# How much is this bike worth? Triumph 3-speed



## soushiruiuma

I have the option to buy this bike: http://www.flickr.com/photos/44703996@N02/7992782925/
There are 3 pictures, scroll to see the others.

This is what I know about it: Sell ​​used an old but well-preserved 26-inch ladies bicycle brand "Triumph"
The wheel has a 3-speed torpedo hub of Fichtel & Sachs, rear coaster brake and front brake, a stamp, Halus lights with dynamo driving a Wittkop saddle with 26 inch rims.
The bike has signs of wear, is ready and fully functional, light works. The bike is not the Highway Code. The safety net is sometimes a bit ragged and incomplete.
_____________

I've found that Triumph Werke Nurnberg is a german manufacturer that was associated with Triumph the English brand before the war. They split due to politics. So this is clearly a German bike. Any advice on a year range?

I think the bike looks awesome, I love the color, paint job, and step through design. How much should I expect to pay for bike of this age/brand/condition?

I'm in Europe (the bike is actually in Nurnberg, the town it was manufactured in), so I realize you may not have the same pricing in the US as here. But it should be give me a ballpark estimate.


----------



## rhenning

First it isn't a middle weight but a lightweight bike.  Second because it is a girls bike about 50% of what a boys would be worth.  You have to decide what is worth to you if you are planning to ride it.  The only important thing is what its worth to you.  You could go broke using bikes as an investment plan.  It looks like a very nice bike.  Roger


----------



## soushiruiuma

Thanks for responding. I don't know much about bikes, so I put it here because the wheel size matched.
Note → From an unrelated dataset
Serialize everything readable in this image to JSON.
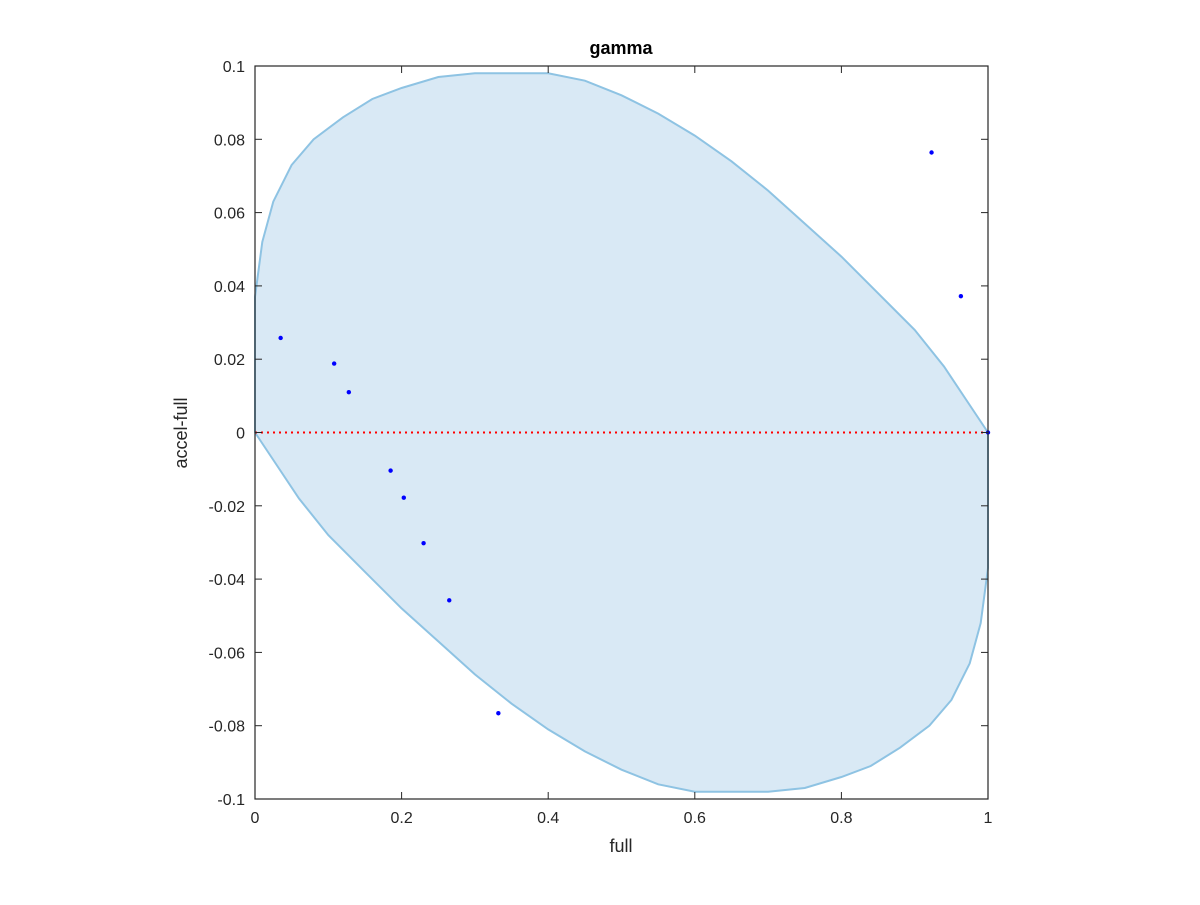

I'm not trying to "invest" in a bike, I just don't want to get carried away with the emotion of liking a bike so much that I pay way more than I should. Anyway, the bike is no longer available. I think when an american contacted them about it they assumed it must be valuable and took the post down (rather than assuming that a broke american recently moved in nearby).


----------